Hello - I am completely new to Julia and just started playing around with it in the last couple of days over my winter break. Its a great language Thank you for building/maintaining it!
Can somebody point me to an end-to-end example of training a deep learning model using multiple GPUs? Specifically I am looking for an example where the training happens on a single host leveraging GPU-to-GPU comms (e.g., with NCCL) instead of going via the CPU. Essentially I am looking for an equivalent of PyTorch’s DDP.
https://github.com/avik-pal/FluxMPI.jl is the closest to what you’re looking for, but does require a CUDA-aware MPI. I’m not aware of an easy way to obtain that without involving HPC stuff, but worth a try.
One challenge to this kind of training is that we don’t have a wrapper or equivalent Julia-level API for NCCL’s collective communication operations. If https://github.com/JuliaGPU/NCCL.jl was resuscitated, a version of FluxMPI with that instead of MPI would be cool to have.
Thanks for all the pointers. It seems that there is still work to be done in terms of having a “batteries included” framework for efficient multi-GPU training. Will keep plugging away at it and continue to watch this space with great interest!

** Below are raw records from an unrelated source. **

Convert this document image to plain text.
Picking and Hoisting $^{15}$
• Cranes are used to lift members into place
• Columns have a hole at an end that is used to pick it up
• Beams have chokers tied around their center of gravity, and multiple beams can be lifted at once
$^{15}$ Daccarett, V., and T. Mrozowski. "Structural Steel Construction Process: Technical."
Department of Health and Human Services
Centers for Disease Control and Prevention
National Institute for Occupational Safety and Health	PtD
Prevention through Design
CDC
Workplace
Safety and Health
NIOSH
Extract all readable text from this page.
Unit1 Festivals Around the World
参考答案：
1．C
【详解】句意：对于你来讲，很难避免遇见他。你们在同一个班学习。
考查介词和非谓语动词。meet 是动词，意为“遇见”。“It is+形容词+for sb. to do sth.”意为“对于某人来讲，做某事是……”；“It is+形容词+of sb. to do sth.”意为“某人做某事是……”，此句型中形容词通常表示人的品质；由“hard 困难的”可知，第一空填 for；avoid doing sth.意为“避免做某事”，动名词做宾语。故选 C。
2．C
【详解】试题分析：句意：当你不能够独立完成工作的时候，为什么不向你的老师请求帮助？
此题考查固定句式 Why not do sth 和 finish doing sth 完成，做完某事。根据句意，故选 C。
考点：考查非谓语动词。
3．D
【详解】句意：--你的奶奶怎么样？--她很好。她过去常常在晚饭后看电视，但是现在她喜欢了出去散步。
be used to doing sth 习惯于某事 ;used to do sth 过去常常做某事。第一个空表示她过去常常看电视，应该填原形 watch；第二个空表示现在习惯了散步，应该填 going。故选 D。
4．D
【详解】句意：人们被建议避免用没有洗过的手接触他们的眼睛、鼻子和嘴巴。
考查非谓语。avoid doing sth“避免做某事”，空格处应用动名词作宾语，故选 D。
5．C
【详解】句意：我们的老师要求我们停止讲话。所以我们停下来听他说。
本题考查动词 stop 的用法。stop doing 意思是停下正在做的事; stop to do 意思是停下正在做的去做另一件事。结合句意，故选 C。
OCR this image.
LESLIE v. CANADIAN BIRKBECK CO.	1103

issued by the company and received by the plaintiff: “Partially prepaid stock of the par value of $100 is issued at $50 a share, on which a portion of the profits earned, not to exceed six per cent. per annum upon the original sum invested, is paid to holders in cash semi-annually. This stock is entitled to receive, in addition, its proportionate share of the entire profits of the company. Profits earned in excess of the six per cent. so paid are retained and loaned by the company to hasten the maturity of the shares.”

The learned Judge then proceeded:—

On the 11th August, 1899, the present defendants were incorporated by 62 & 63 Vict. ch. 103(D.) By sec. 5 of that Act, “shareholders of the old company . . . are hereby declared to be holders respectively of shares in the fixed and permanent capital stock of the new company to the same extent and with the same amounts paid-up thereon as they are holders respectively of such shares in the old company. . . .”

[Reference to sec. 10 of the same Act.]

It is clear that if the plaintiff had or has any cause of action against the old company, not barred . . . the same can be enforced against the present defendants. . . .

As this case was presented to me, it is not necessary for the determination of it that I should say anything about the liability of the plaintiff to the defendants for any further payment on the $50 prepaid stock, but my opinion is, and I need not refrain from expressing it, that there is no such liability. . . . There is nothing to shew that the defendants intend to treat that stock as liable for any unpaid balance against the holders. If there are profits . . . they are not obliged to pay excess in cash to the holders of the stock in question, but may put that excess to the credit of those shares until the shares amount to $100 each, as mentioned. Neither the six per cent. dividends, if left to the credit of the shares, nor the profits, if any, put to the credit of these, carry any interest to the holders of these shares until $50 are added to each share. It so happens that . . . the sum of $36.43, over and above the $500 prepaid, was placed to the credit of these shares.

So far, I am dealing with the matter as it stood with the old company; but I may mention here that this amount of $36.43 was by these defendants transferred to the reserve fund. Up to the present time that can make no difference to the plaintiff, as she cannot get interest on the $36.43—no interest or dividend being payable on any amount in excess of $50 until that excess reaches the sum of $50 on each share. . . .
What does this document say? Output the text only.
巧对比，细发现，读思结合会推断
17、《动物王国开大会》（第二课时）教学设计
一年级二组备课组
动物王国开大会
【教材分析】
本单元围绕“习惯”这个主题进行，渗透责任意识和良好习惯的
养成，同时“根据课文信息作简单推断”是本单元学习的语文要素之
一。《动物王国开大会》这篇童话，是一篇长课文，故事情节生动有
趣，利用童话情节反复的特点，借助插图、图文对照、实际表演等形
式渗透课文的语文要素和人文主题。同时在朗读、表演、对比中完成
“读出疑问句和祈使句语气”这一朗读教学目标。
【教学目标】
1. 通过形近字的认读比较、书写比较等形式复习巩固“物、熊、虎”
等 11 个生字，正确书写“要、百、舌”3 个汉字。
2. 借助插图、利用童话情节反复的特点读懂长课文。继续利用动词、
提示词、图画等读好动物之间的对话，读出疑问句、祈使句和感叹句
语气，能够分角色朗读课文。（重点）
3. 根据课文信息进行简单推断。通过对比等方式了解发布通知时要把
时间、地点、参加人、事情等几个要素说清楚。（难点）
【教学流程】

Just to be clear, FluxMPI should work right now. Setting up MPI isn’t something most deep learning practitioners are used to, but it shouldn’t be too too bad (some PyTorch models require it, for example).
Longer-term, it would be real nice to get some help bringing NCCL.jl and https://github.com/JuliaParallel/UCX.jl up to speed. Take this is a big, flashing “help wanted” sign.
I’m wondering if it couldn’t be possible to perform multi-gpu single host training only with the mechanics CUDA.jl currently offers. I unfortunately don’t have a multi-gpu setup to confirm, but given that peer-to-peer communication has been made possible in CUDA.jl v3 (CUDA.jl 3.5-3.8 ⋅ JuliaGPU), and looking at the Multiple GPUs · CUDA.jl, couldn’t a data parallel appraoch be hacked?
For example, something going along those lines:
# copy model on each device
device!(0)
m0 = gpu(m)
device!(1)
m1 = gpu(m)
for (x, y) in dataloader
# copy each sub-batch to a device
...
@sync begin
@async begin
device!(0)
copyto!(x0, :, view(x, :, 1:batch))
copyto!(y0, :, view(y, 1:batch))
grads0 = gradient((model) -> loss(model, x, y), m)[1]
end
@async begin
device!(1)
copyto!(x1, :, view(x, :, batch+1:end))
copyto!(y1, :, view(y, batch+1:end))
grads1 = gradient((model) -> loss(model, x1, y1), m)[1]
end
# now needs to accumulate grads from other gpus on a target one prior to update model weights
end
The above quite not complete, but seems within the scope of CUDA.jl?
It definitely should be. CUDA.jl also exposes but doesn’t wrap low-level IPC APIs for cross-process communication. DaggerGPU uses those, for example. The remaining effort would be writing custom collective operations like all-reduce for data-parallel training, and the question is whether wrapping the existing ones in a library like NCCL might be easier than doing so.